Gaultier wuchs als Sohn eines Buchhalters und einer Kassierin in der Nähe von Paris auf. Er wusste schon früh, was er wollte. Als noch sehr junger Mann schickte er seine Skizzen berühmten Modeschöpfern zu. Pierre Cardin entdeckte sein Talent als Erster. Er engagierte ihn im Jahr 1970 als Assistent. Dann verlief alles wie in einem Märchen aus Tausendundeiner Nacht: Als 24-Jähriger stellte er seine eigene Linie vor und 1978, nur zwei Jahre später, gründete er sein nach ihm benanntes Modehaus. In den späten Siebzigern erregte Gaultier Aufsehen mit ausgefallenen Kreationen mit Einflüssen aus der Punkbewegung. In den 1980er-Jahren machten ihn seine Kollektionen berühmt, in denen er Unterwäsche als Oberwäsche kreierte, darunter extravagante Büstenhalter und Korsetts, die seitdem sein Markenzeichen sind. Die Sängerin Madonna engagierte ihn Anfang der 1990er-Jahre als Kostümbildner für ihre „Blond Ambition Tour“. Die rosa Korsage mit den spitzen BH-Körbchen haben Modegeschichte geschrieben.

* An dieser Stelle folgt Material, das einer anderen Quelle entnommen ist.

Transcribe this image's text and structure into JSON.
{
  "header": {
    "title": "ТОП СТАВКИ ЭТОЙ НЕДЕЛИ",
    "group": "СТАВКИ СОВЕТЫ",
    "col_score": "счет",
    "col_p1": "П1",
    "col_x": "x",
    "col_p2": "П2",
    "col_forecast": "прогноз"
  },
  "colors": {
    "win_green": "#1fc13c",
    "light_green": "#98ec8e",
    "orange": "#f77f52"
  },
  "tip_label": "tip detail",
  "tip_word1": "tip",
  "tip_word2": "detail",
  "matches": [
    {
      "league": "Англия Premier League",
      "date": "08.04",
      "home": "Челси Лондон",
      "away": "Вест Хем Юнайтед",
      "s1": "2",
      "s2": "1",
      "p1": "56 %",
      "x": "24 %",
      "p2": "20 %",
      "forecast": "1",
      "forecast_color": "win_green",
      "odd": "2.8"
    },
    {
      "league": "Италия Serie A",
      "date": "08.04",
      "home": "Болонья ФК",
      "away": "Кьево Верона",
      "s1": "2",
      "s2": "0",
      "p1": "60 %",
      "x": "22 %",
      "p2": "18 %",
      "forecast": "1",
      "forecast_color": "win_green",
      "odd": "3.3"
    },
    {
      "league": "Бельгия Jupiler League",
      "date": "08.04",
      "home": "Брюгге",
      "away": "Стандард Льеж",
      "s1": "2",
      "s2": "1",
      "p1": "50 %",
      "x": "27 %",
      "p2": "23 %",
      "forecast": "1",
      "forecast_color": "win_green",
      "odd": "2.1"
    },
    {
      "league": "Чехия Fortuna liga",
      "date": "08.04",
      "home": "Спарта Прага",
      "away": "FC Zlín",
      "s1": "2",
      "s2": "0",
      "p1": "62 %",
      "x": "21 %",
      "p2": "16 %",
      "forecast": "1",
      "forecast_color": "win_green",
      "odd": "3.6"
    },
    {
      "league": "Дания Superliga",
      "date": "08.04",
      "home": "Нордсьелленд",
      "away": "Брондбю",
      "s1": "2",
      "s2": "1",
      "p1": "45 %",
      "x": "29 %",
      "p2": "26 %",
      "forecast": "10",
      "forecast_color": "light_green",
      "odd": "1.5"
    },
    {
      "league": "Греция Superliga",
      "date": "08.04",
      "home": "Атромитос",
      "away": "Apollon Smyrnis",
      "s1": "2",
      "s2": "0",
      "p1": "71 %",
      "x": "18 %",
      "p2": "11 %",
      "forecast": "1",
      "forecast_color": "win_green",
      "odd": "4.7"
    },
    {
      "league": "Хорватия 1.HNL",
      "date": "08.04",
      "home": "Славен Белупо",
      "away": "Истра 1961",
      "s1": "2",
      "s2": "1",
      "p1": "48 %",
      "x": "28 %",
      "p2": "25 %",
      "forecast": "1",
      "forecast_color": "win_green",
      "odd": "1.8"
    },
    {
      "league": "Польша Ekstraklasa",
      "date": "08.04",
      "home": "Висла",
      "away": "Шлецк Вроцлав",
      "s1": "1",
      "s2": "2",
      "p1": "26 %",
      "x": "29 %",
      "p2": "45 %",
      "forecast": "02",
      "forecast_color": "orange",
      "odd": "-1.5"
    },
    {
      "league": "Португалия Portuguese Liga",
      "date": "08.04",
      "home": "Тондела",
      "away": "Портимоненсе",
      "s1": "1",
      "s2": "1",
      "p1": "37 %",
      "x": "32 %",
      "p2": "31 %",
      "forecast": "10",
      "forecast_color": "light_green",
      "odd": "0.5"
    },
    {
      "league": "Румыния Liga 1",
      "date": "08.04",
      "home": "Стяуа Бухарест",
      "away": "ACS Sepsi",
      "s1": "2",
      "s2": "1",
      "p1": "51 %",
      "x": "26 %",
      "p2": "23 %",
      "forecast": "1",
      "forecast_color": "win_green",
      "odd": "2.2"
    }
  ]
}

Heute kreiert Gaultier Haute Couture für Männer und Frauen, von 2004 bis 2011 entwarf er die Damen-Linie für Hermes und im Parfumsegment brachte er einen Klassiker nach dem anderen auf den Markt.
Mit seinem Ringelpullover und seinen blondierten Haaren hat Gaultier alles erreicht, was man auf dem Jahrmarkt der Eitelkeiten erreichen kann. Seine Kreationen werden nicht nur getragen, sondern auch in Museen ausgestellt, wie derzeit in San Francisco im Young Museum und zuvor im kanadischen Montreal.
Sein neuester Coup: Gaultier ist einer der Stars, der neben Schauspielern wie Diane Kruger oder Ewan McGregor in der diesjährigen Jury bei den Internationalen Filmfestspielen von Cannes sitzen wird. Als Kostümdesigner für Filme wie „Kika“ oder „Das fünfte Element“ ist Gaultier mit dem Filmbusiness bestens vertraut. (dpa, APA, TT)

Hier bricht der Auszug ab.